MOSCOW (AP) - A Russia-hosted Syrian peace conference ended Tuesday with a plan to draft a new constitution as part of efforts to end the nearly seven-year civil war, but key opposition and rebel groups boycotted the gathering and it remained unclear if they would join the process.
The conference, held in the Black Sea resort of Sochi, was also overshadowed by renewed fighting in northern Syria.
Opposition activists reported more airstrikes on the rebel-held Idlib province, where dozens have been killed in government air raids this week, and Turkish troops continued their offensive on the Afrin enclave, held by a U.S.-allied Kurdish militia which also boycotted the Russian-sponsored talks.

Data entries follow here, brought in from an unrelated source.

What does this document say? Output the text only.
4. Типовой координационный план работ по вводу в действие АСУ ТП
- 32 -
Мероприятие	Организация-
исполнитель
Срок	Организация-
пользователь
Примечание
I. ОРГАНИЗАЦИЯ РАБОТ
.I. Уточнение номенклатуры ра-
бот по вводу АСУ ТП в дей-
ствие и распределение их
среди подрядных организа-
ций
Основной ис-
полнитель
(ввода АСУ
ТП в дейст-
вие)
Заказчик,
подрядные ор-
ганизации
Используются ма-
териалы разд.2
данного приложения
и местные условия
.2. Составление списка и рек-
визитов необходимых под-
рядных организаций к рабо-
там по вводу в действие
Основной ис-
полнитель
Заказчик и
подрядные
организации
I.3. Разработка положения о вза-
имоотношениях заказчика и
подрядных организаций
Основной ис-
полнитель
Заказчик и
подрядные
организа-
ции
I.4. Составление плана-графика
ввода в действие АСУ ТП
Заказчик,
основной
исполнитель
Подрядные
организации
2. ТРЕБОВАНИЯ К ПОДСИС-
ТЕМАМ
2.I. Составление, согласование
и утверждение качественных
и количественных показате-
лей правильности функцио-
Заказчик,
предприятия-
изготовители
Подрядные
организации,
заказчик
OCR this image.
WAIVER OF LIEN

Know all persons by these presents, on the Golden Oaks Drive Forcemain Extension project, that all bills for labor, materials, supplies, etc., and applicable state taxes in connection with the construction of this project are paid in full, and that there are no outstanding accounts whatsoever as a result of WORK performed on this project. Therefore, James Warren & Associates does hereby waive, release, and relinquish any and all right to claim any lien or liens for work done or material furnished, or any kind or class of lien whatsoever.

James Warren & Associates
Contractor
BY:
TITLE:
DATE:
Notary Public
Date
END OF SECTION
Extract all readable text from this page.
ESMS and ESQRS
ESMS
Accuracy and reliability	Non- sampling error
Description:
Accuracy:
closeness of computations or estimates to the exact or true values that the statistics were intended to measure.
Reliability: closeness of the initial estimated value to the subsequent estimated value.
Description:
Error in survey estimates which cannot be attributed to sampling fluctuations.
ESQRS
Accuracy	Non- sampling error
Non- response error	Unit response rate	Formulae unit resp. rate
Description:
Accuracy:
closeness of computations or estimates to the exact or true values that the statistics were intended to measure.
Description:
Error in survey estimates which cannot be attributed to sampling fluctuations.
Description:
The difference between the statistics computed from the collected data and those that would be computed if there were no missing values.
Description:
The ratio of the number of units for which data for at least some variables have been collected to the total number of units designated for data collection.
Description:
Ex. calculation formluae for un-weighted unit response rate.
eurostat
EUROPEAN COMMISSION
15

Russian Foreign Minister Sergey Lavrov nevertheless hailed the Syrian Congress of National Dialogue as an important step toward peace in Syria and sought to play down the opposition boycott.
“No one expected that it would be possible to bring together representatives of all groups of Syrians without exclusion,” he told reporters after the talks. “There is no big tragedy that two or three groups weren’t able to attend.”
Lavrov said the conference participants agreed to form a constitutional committee that will be based in Geneva. He said the delegates named some of its members, adding that groups which didn’t attend the Sochi talks will also be invited to name their representatives to the committee.
U.N. Syria envoy Staffan de Mistura, who has been leading Syria peace talks in Geneva, attended the Sochi conference. He said the new committee, including representatives of both the Syrian government and the opposition, should be created as quickly as possible.